Phineas Gage Brain Map Study Spotlights Neuroscience's Most Celebrated Case

New Study Demystifies Neuroscience's Most Celebrated Case

It's easy enough to understand the ghastly accident that befell poor Phineas Gage in Cavendish, Vermont on Sept. 13, 1848: the 25-year-old railroad worker was using an iron rod to tamp down blasting powder when the stuff exploded, sending the 43-inch-long, 13-pound rod through his left cheek and out the top of his head.

What's not so easy to understand is why Gage survived the accident--or the precise reason for the dramatic change in his personality afterward. John Harlow, the doctor who treated the once-affable Gage, wrote that he "could not stick to plans, uttered 'the grossest profanity' and showed 'little deference for his fellows,'" Smithsonian magazine reported in 2010.

But now researchers are closing in on answers.

For a new study published in the May 16 issue of the journal PLoS One, scientists at UCLA used brain-mapping data from computed tomography (CT) and magnetic resonance imaging (MRI) scans to determine the specific damage inflicted on the neurological "pathways" in Gage's brain.

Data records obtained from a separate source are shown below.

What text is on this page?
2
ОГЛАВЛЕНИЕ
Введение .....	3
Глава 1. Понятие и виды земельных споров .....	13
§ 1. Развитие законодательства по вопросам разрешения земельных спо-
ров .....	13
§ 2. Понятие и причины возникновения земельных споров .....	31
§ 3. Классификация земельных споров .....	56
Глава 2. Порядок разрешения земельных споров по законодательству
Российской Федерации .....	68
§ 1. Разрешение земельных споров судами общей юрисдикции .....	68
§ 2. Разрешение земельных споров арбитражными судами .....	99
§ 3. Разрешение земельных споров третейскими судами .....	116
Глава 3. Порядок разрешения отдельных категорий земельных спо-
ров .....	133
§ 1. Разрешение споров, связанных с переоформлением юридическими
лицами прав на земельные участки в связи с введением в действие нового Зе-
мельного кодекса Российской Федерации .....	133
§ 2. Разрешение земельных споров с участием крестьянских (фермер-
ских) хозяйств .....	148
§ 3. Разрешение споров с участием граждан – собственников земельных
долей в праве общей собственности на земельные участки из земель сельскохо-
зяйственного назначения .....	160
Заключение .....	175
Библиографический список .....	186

"What we found was a significant loss of white matter connecting the left frontal regions and the rest of the brain," study co-author Jack Van Horn, an assistant professor of neurology at the university, said in a written statement. "We suggest that the disruption of the brain's 'network' considerably compromised it. This may have had an even greater impact on Mr. Gage than the damage to the cortex alone in terms of his purported personality change."

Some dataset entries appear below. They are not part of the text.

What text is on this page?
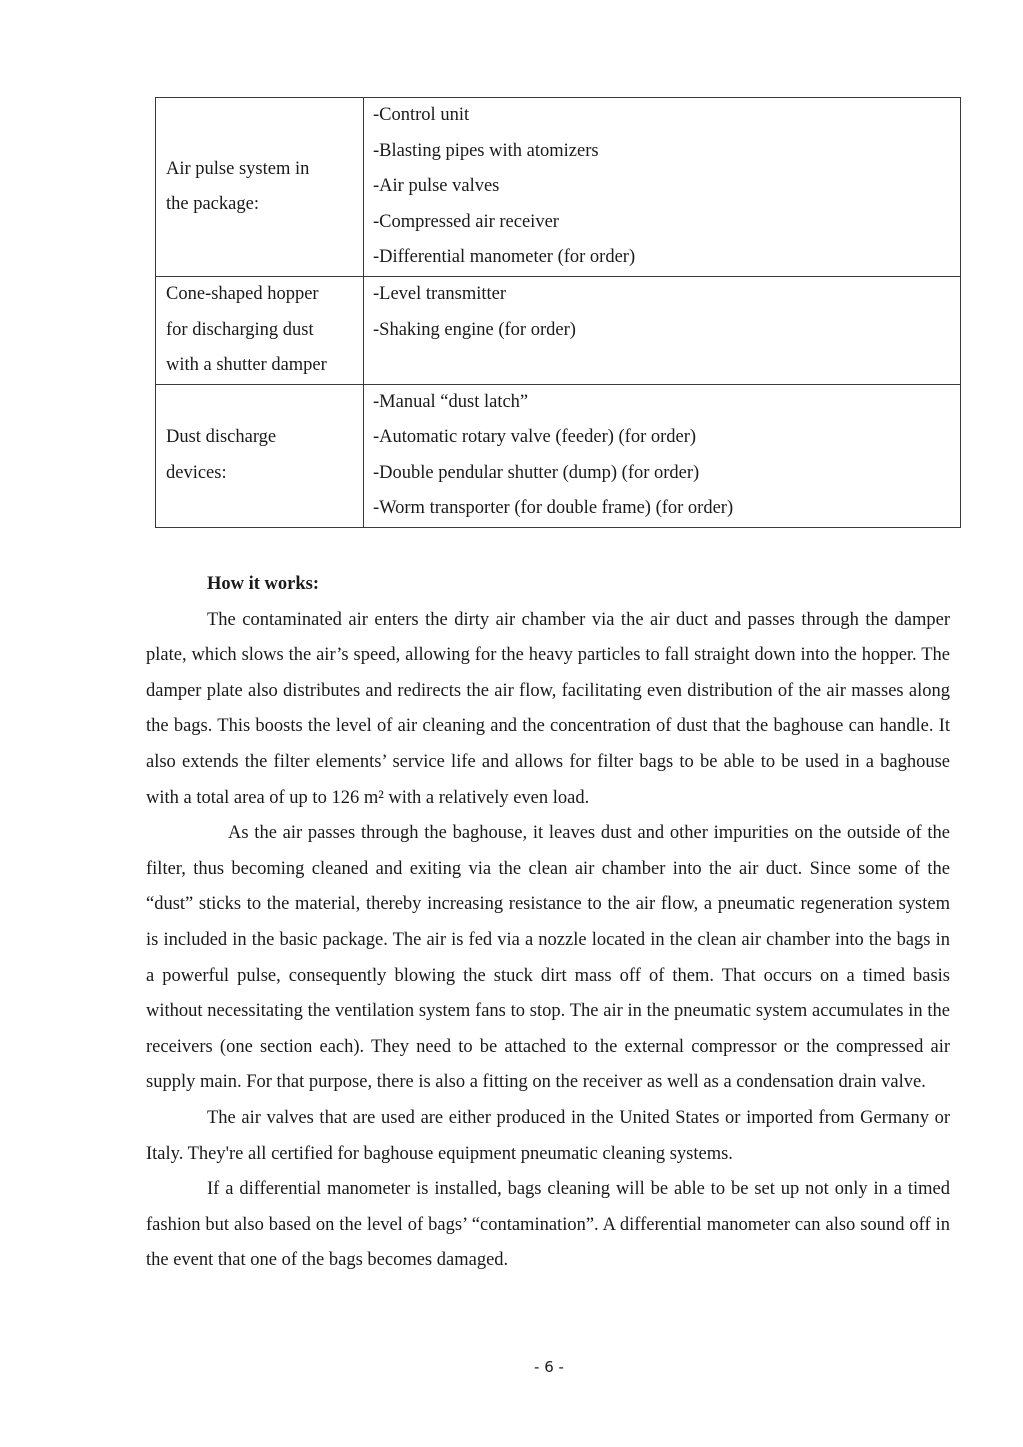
Air pulse system in
the package:	-Control unit
-Blasting pipes with atomizers
-Air pulse valves
-Compressed air receiver
-Differential manometer (for order)

Cone-shaped hopper
for discharging dust
with a shutter damper	-Level transmitter
-Shaking engine (for order)

Dust discharge
devices:	-Manual “dust latch”
-Automatic rotary valve (feeder) (for order)
-Double pendular shutter (dump) (for order)
-Worm transporter (for double frame) (for order)

How it works:

The contaminated air enters the dirty air chamber via the air duct and passes through the damper plate, which slows the air’s speed, allowing for the heavy particles to fall straight down into the hopper. The damper plate also distributes and redirects the air flow, facilitating even distribution of the air masses along the bags. This boosts the level of air cleaning and the concentration of dust that the baghouse can handle. It also extends the filter elements’ service life and allows for filter bags to be able to be used in a baghouse with a total area of up to 126 m² with a relatively even load.

As the air passes through the baghouse, it leaves dust and other impurities on the outside of the filter, thus becoming cleaned and exiting via the clean air chamber into the air duct. Since some of the “dust” sticks to the material, thereby increasing resistance to the air flow, a pneumatic regeneration system is included in the basic package. The air is fed via a nozzle located in the clean air chamber into the bags in a powerful pulse, consequently blowing the stuck dirt mass off of them. That occurs on a timed basis without necessitating the ventilation system fans to stop. The air in the pneumatic system accumulates in the receivers (one section each). They need to be attached to the external compressor or the compressed air supply main. For that purpose, there is also a fitting on the receiver as well as a condensation drain valve.

The air valves that are used are either produced in the United States or imported from Germany or Italy. They're all certified for baghouse equipment pneumatic cleaning systems.

If a differential manometer is installed, bags cleaning will be able to be set up not only in a timed fashion but also based on the level of bags’ “contamination”. A differential manometer can also sound off in the event that one of the bags becomes damaged.

- 6 -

Only about 4 percent of Gage's cerebral cortex was directly affected by the rod, the study showed. But more than 10 percent of the white matter was damaged. The white matter is the fatty tissue within the brain that coordinates communication between its different regions.

In addition to helping explain Gage's deterioration, the study showcases the power of brain mapping--a technology that neurologists believe will lead eventually to an understanding of the links between the brain's "wiring" and specific mental disorders, according to the statement.

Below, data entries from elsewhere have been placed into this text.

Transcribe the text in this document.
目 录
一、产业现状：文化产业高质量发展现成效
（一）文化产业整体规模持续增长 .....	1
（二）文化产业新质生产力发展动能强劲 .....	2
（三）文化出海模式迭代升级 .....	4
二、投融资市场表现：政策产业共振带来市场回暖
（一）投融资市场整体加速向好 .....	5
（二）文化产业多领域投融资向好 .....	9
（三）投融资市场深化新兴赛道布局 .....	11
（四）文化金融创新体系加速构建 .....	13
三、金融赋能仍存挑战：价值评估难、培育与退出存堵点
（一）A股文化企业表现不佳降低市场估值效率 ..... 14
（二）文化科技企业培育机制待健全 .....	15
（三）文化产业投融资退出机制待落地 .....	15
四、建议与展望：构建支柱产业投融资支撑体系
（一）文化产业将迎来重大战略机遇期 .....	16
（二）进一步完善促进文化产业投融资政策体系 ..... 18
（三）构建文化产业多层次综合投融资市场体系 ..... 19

"The extensive loss of white matter connectivity, affecting both hemispheres, plus the direct damage by the rod, which was limited to the left cerebral hemisphere, is not unlike modern patients who have suffered a traumatic brain injury," Van Horn said in the statement, adding that the loss of connectivity was analogous to that seen in Alzheimer's disease and other neurodegenerative diseases.

What happened to Gage after the accident? He worked at a stable in New Hampshire and then as a stagecoach driver in Chile before moving to San Francisco. He died there after a series of seizures 12 years after the accident.

But not all of Gage is gone. His 189-year-old skull is on display at Warren Anatomical Museum in Boston. The tamping rod? It's there too.